UAE Non-Oil Business Growth Slows in May

by | Jun 5, 2024 | International News

PMI Indicates Capacity Constraints Impacting Output


Slower Non-Oil Business Activity in UAE

Capacity constraints affected non-oil business activity in the United Arab Emirates (UAE) in May, with output growth hitting its slowest pace in 16 months, according to a survey released on Wednesday.

The seasonally-adjusted S&P Global UAE Purchasing Managers’ Index (PMI) remained at 55.3 in May, consistent with April’s reading, which was the lowest since August of the previous year.

The output sub-index decreased to 60.8 in May from 63.2 in April, marking the slowest expansion rate since January 2023.

While new sales growth improved in May, with the sub-index for new orders rising to 58.7 from 56.0 in April, this increase was still the second weakest since August last year.

Although demand picked up following April’s unprecedented floods, some respondents noted that sales volumes were slow to recover.
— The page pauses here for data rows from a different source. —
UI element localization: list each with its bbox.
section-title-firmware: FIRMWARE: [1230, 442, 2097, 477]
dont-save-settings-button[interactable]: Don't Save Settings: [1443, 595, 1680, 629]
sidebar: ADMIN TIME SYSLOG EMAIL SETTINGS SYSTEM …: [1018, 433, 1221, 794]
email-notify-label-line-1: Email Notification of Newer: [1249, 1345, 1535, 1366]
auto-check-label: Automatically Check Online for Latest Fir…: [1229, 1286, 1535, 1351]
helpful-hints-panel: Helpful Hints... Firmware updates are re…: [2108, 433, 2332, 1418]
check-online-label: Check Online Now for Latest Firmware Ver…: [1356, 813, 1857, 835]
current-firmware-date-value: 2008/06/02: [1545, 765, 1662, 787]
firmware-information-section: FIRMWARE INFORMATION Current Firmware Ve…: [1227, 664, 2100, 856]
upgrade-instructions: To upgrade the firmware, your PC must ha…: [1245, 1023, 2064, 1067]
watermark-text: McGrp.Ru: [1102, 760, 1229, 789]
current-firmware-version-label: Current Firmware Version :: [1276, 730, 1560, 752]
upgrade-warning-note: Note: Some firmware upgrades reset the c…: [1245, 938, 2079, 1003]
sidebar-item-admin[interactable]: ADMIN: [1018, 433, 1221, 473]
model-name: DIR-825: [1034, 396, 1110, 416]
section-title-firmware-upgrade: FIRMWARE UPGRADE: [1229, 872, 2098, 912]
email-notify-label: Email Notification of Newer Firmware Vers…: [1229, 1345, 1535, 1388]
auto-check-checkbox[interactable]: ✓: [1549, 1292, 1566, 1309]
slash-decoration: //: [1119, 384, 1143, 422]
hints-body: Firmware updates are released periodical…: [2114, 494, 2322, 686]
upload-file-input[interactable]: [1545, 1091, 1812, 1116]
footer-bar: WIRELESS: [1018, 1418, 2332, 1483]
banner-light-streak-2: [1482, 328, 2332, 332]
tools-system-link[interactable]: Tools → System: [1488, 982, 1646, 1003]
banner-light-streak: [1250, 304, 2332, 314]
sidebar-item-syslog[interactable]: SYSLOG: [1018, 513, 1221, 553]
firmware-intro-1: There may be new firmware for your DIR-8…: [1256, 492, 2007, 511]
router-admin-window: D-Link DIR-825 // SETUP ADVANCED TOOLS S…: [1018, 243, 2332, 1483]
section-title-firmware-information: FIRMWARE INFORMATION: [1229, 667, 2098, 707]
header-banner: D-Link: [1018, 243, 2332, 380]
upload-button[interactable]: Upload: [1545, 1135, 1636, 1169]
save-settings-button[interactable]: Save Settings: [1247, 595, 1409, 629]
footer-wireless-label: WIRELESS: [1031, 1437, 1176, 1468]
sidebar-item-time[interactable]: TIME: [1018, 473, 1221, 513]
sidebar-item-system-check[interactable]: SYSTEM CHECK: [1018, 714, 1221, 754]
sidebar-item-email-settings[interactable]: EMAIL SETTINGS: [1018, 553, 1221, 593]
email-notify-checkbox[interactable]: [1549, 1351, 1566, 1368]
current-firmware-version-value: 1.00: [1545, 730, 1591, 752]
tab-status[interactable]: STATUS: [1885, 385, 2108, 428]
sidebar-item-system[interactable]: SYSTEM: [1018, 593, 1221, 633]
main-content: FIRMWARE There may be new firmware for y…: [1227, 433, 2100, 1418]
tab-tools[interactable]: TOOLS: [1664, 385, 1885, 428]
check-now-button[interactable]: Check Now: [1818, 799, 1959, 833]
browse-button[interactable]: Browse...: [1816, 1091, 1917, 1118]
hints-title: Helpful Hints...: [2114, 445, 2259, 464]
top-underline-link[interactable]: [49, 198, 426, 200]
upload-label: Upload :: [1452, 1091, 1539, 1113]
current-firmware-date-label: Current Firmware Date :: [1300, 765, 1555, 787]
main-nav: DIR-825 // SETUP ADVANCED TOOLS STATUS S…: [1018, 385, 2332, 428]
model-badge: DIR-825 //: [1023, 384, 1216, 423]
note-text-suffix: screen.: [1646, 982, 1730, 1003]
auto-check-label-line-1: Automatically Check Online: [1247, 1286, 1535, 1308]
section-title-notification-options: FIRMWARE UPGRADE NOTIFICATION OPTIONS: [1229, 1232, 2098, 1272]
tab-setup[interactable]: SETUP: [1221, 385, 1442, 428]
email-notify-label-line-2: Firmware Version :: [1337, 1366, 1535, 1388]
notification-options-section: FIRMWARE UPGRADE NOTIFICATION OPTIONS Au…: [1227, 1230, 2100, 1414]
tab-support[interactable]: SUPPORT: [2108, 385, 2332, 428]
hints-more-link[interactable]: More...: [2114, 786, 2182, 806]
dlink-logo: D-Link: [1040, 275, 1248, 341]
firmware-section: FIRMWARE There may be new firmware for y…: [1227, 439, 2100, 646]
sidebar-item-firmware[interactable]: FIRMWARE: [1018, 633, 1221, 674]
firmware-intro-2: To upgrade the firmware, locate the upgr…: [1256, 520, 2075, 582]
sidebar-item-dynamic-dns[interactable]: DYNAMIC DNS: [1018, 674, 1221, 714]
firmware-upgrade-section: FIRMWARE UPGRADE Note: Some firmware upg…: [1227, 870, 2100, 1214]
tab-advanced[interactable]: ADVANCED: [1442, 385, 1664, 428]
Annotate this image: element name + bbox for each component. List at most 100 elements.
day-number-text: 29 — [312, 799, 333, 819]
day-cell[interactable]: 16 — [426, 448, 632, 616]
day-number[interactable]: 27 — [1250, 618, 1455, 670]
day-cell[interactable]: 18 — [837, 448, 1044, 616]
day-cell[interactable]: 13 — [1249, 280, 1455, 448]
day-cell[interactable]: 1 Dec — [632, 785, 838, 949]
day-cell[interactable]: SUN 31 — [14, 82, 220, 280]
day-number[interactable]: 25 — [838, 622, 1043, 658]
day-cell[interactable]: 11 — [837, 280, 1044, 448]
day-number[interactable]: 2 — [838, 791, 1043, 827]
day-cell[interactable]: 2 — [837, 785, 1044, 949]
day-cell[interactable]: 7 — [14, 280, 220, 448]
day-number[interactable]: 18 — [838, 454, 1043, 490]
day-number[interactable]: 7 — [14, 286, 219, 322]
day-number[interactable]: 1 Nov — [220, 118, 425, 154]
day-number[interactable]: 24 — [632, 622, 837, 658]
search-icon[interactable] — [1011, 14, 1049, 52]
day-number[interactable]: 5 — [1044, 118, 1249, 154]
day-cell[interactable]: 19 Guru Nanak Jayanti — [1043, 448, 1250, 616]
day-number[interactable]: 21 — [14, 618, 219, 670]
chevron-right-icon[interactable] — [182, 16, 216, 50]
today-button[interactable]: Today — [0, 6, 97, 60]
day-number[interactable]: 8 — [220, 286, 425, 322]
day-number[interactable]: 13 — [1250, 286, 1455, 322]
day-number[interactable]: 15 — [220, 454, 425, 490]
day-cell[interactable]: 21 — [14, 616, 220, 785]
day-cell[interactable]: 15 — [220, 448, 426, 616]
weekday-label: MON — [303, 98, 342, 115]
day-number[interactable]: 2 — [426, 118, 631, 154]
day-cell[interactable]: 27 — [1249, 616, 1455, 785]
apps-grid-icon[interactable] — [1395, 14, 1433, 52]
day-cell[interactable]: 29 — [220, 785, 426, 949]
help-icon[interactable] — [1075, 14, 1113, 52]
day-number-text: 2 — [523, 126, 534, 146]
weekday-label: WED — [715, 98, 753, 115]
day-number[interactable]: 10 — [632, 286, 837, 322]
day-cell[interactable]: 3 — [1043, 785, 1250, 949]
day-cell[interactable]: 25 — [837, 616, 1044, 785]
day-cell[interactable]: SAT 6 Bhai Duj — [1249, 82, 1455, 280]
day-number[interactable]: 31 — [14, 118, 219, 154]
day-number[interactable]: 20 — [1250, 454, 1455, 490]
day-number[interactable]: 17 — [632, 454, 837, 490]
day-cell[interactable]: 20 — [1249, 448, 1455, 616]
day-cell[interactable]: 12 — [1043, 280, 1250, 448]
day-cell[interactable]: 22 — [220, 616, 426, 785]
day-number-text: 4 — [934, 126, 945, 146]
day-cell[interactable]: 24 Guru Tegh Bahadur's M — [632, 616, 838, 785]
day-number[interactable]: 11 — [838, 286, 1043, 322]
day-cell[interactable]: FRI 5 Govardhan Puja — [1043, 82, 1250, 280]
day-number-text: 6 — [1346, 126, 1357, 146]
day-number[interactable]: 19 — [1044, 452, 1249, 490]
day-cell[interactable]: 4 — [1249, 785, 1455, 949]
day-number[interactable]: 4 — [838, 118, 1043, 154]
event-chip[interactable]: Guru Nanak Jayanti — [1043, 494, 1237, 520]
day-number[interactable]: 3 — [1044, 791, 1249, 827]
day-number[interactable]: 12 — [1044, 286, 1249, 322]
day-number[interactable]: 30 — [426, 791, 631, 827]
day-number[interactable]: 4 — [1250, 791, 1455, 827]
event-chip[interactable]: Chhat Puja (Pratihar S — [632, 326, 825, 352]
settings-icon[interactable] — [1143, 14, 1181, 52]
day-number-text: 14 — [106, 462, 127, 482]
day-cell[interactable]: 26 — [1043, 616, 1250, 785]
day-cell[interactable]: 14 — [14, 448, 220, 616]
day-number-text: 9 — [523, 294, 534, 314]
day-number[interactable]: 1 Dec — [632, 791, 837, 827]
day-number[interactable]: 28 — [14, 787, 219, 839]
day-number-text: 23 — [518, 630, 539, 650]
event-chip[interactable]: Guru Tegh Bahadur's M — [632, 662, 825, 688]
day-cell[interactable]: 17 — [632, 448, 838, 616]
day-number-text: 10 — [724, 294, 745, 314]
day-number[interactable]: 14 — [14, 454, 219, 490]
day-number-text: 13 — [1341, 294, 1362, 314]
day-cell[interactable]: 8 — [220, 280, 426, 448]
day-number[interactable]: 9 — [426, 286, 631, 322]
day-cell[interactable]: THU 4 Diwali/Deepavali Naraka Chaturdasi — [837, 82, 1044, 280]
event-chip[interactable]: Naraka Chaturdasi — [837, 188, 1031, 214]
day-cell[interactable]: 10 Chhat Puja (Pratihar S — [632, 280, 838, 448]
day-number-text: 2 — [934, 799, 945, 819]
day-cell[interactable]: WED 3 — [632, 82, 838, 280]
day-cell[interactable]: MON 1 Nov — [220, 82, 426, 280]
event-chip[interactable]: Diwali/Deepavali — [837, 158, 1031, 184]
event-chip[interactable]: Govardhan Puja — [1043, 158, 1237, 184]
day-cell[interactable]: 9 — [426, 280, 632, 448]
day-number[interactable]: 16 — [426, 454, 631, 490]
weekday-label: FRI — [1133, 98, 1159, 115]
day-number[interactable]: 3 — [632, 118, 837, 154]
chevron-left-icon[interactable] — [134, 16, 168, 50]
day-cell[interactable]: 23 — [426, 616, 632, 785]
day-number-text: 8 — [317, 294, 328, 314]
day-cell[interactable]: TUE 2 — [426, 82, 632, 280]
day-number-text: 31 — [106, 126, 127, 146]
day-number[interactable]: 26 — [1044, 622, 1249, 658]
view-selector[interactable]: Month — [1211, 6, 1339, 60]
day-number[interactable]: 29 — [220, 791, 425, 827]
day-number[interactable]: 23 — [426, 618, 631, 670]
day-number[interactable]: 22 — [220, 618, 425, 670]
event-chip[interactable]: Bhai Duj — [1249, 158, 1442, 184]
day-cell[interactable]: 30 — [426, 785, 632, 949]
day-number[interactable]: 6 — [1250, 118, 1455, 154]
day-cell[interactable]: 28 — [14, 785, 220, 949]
Additionally, backlogs of work increased at the fastest rate since the survey began in 2009 due to capacity constraints.

“Firms have a lot of work to do to manage their workloads, including rebuilding output levels, hiring workers, and boosting inventories,” said David Owen, senior economist at S&P Global Market Intelligence.

Positive Outlook Despite Slower Growth

“Despite the slower growth in activity, demand remains strong, and firms should be well-positioned to resume robust growth once capacity is restored,” he added.

Even with the slowdown in activity growth, respondents remained optimistic about future output, supported by stabilizing economic conditions and higher sales.